In another interview he says “I find it weird to spend my time sitting down with journalists who end up writing things about me that I never said. I mean, who’s telling lies here? I read interviews that I have apparently given in various newspapers and think, ‘Wow! I said that? That’s a lie!’. Oh well. I can tell you that I never say things that aren’t true … I cannot think of any lies that I have ever told.”
But then, “If everybody always only told the truth, we would all get bored pretty quickly. I like not knowing if someone is telling me the truth or is lying to me.”
With that in mind, here’s a few true facts about him, along with some of my own experiences.
He owns an armoured car, (a Daimler Ferret Mark 3 Armoured Scout Car) for recreational purposes, describing it as being “like a womb, with a gun”. He also bought a submarine in 2001 for "about £40,000. They're really cheap."
He believes Chris Morris is “the best comedian of all time”
In the late nineties, he bought a former bank vault in Elephant & Castle, the four foot thick walls providing excellent soundproofing for his studio.
When once asked to do a remix for Madonna, Richard sent her a letter detailing the exact noises she would have to make with her vagina in order for him to take the job.
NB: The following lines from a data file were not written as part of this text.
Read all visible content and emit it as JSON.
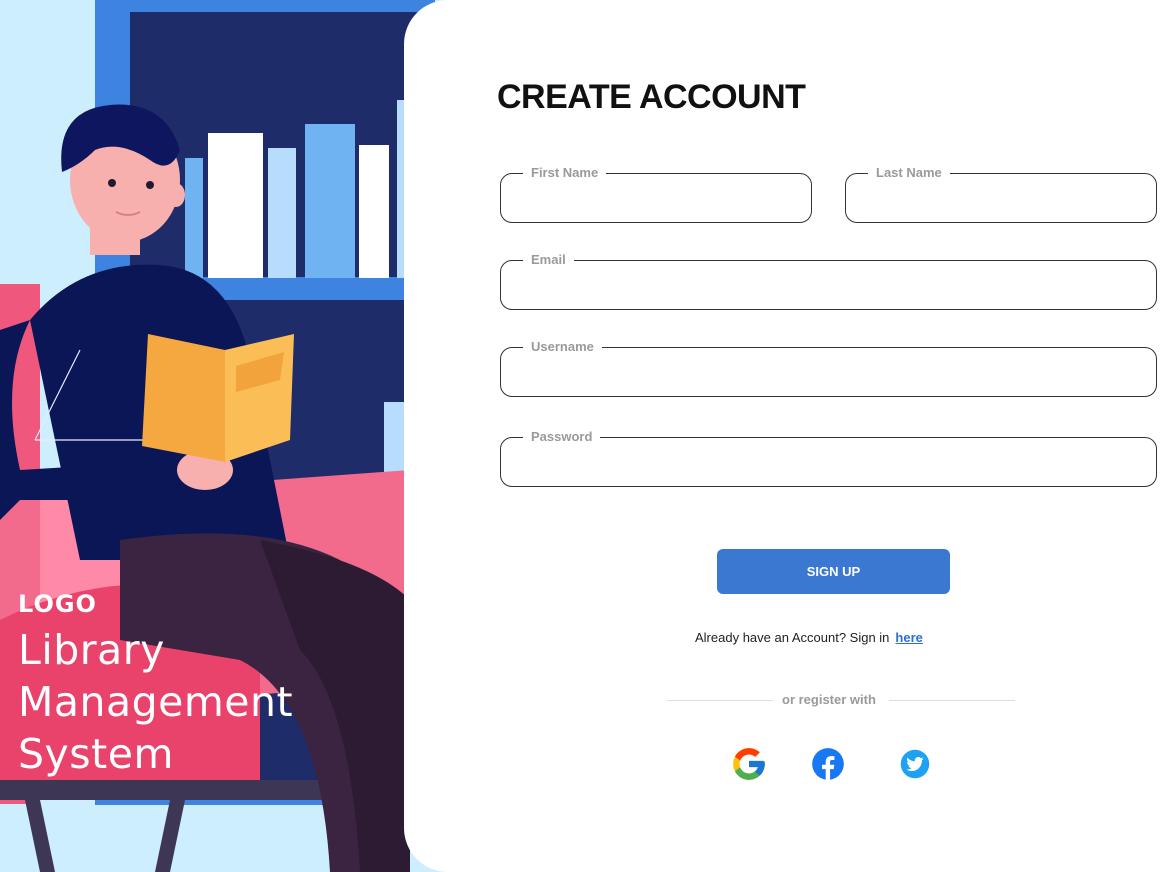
{
  "brand": {
    "logo": "LOGO",
    "app_title": "Library\nManagement\nSystem"
  },
  "form": {
    "heading": "CREATE ACCOUNT",
    "fields": {
      "first_name": {
        "label": "First Name",
        "value": ""
      },
      "last_name": {
        "label": "Last Name",
        "value": ""
      },
      "email": {
        "label": "Email",
        "value": ""
      },
      "username": {
        "label": "Username",
        "value": ""
      },
      "password": {
        "label": "Password",
        "value": ""
      }
    },
    "signup_label": "SIGN UP",
    "signin_prompt": "Already have an Account? Sign in",
    "signin_link": "here",
    "divider_text": "or register with"
  },
  "social": [
    {
      "name": "google-icon",
      "color": "#4285F4"
    },
    {
      "name": "facebook-icon",
      "color": "#1877F2"
    },
    {
      "name": "twitter-icon",
      "color": "#1DA1F2"
    }
  ],
  "colors": {
    "accent": "#3a78d1",
    "link": "#2c6fd6",
    "illustration_chair": "#f0577d",
    "illustration_shelf": "#1f2d6b"
  }
}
He feels her approach is almost vampiric. "Her whole career's been like, 'Oh, they're the trendy person of the moment, I'll work with them to make me younger.' They're using you."
In his opinion, the 624 vocal overdubs in 10CC’s I’m Not In Love is the best moment sonically on a pop record
He loves Cornish and Celtic culture, and many of his track titles are in Cornish. Jynweythek = electronic machine. Ylow = music. So Jynweythek Ylow could mean music of the electronic machine. A vor = cutter, rowboat or sailboat. hos = a "big" noise. So Vordhosbn most likely means a noisy boat. As for Avril 14th, recently sampled by Kanye West, April 14th is the date of the Kernow festival in Cornwall.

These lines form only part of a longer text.